Location data: can they be really anonymous?

Author: Marta Sestelo, Technical Manager of Data Analytics & AI at Gradiant

During the following minute thousands of applications will request millions of people to reveal their location. For instance, users can check through their mobile phone bus schedules, movie times or local information, and all of them are dependent on their current location. However, these data are extremely sensitive, so their processing needs to be done taking into account the adequate measures, in order to avoid that a possible exploit of these data could compromise the privacy of the users.

Privacy: different types

The term “privacy” covers a wide range of concepts and definitions: bodily privacy, which means that your body is your own and it is related to protection from physically invasive procedures, such as genetic testing; territorial privacy, which concerns the setting of limits on intrusions into physical space, such as companies or homes; communication privacy, focused on the security of communications, such as email or messages through WhatsApp; and information privacy, which deals with the establishment of rules governing the collection, processing and handling of personal data.

According to these concepts, location privacy can be defined as a special type of information privacy which covers the rights of individuals to determine for themselves when, how, and until what extent their location information can be known and processed.
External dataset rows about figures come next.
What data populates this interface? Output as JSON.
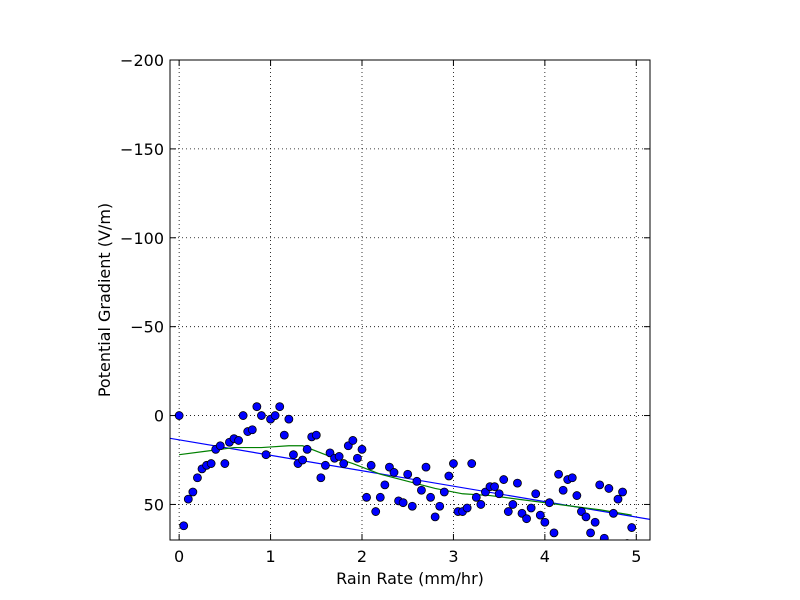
{
  "chart_data": {
    "type": "scatter",
    "title": "",
    "xlabel": "Rain Rate (mm/hr)",
    "ylabel": "Potential Gradient (V/m)",
    "xlim": [
      -0.1,
      5.15
    ],
    "ylim": [
      70,
      -200
    ],
    "y_inverted": true,
    "grid": true,
    "x_ticks": [
      0,
      1,
      2,
      3,
      4,
      5
    ],
    "x_tick_labels": [
      "0",
      "1",
      "2",
      "3",
      "4",
      "5"
    ],
    "y_ticks": [
      -200,
      -150,
      -100,
      -50,
      0,
      50
    ],
    "y_tick_labels": [
      "−200",
      "−150",
      "−100",
      "−50",
      "0",
      "50"
    ],
    "colors": {
      "points": "#0000ff",
      "fit_line": "#0000ff",
      "smooth_line": "#008000"
    },
    "points": {
      "x": [
        0.0,
        0.05,
        0.1,
        0.15,
        0.2,
        0.25,
        0.3,
        0.35,
        0.4,
        0.45,
        0.5,
        0.55,
        0.6,
        0.65,
        0.7,
        0.75,
        0.8,
        0.85,
        0.9,
        0.95,
        1.0,
        1.05,
        1.1,
        1.15,
        1.2,
        1.25,
        1.3,
        1.35,
        1.4,
        1.45,
        1.5,
        1.55,
        1.6,
        1.65,
        1.7,
        1.75,
        1.8,
        1.85,
        1.9,
        1.95,
        2.0,
        2.05,
        2.1,
        2.15,
        2.2,
        2.25,
        2.3,
        2.35,
        2.4,
        2.45,
        2.5,
        2.55,
        2.6,
        2.65,
        2.7,
        2.75,
        2.8,
        2.85,
        2.9,
        2.95,
        3.0,
        3.05,
        3.1,
        3.15,
        3.2,
        3.25,
        3.3,
        3.35,
        3.4,
        3.45,
        3.5,
        3.55,
        3.6,
        3.65,
        3.7,
        3.75,
        3.8,
        3.85,
        3.9,
        3.95,
        4.0,
        4.05,
        4.1,
        4.15,
        4.2,
        4.25,
        4.3,
        4.35,
        4.4,
        4.45,
        4.5,
        4.55,
        4.6,
        4.65,
        4.7,
        4.75,
        4.8,
        4.85,
        4.9,
        4.95
      ],
      "y": [
        0,
        62,
        47,
        43,
        35,
        30,
        28,
        27,
        19,
        17,
        27,
        15,
        13,
        14,
        0,
        9,
        8,
        -5,
        0,
        22,
        2,
        0,
        -5,
        11,
        2,
        22,
        27,
        25,
        19,
        12,
        11,
        35,
        28,
        21,
        24,
        23,
        27,
        17,
        14,
        24,
        19,
        46,
        28,
        54,
        46,
        39,
        29,
        32,
        48,
        49,
        33,
        51,
        37,
        42,
        29,
        46,
        57,
        51,
        43,
        34,
        27,
        54,
        54,
        52,
        27,
        46,
        50,
        43,
        40,
        40,
        44,
        36,
        54,
        50,
        38,
        55,
        58,
        52,
        44,
        56,
        60,
        49,
        66,
        33,
        42,
        36,
        35,
        45,
        54,
        57,
        66,
        60,
        39,
        69,
        41,
        55,
        47,
        43,
        72,
        63
      ]
    },
    "series": [
      {
        "type": "line",
        "x": [
          -0.1,
          5.15
        ],
        "y": [
          12.8,
          58.4
        ]
      },
      {
        "type": "line",
        "x": [
          0.0,
          0.3,
          0.6,
          0.9,
          1.2,
          1.35,
          1.6,
          1.9,
          2.2,
          2.5,
          2.8,
          3.1,
          3.4,
          3.7,
          4.0,
          4.3,
          4.6,
          4.95
        ],
        "y": [
          22,
          20,
          18,
          18,
          17,
          17,
          22,
          27,
          33,
          37,
          41,
          44,
          45,
          47,
          49,
          51,
          53,
          56
        ]
      }
    ]
  }
}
In short, the ability of an individual to control access to his/her current and past location information is the central issue in location privacy.

Dozens of companies that collect information about our location state that the collected data is anonymous and that it doesn’t pose any privacy risks, as they don’t associate the data to any directly identifiable information like names, ID cards or email addresses. However, it is not so difficult to connect the identity of real people with a set of dots (i.e. locations) that appear on a map. Consider for example your daily routine: which is the probability that any other person moves between your house and your office? Recent studies show that four randomly chosen points are enough to uniquely characterize the movements of the 95% of the users of a dataset, and with the selection of just two randomly chosen points it would still be possible to characterize more than a 50% of them. Therefore, mobility traces can be considered in general as unique and thus, it cannot be stated that a dataset that only contains location data will be anonymous per se.

Data anonymization

In general, data anonymization is a procedure that allows to protect the privacy of personal data with the focus on reducing the risk of identifying the people that appears on a dataset. In order to perform an adequate anonymization of the data, there are several techniques that can be applied. In the case of geolocated datasets the procedure is also necessary, even though names or ID cards are no longer present in the dataset, but the techniques applied differ from those applied to a more general dataset. An example of these techniques could be the cloaking with its two approaches: spatial and temporal. In the former case, the precision of information about an individual’s location is adapted according to the number of other individuals within the same quadrant, while in the latter, the frequency of temporal information is reduced to a time interval instead of at one point of time.

Gradiant is currently working on the H2020 project INFINITECH and, among the solutions that the project will provide, an anonymization tool that supports location data will be developed by this technology research center.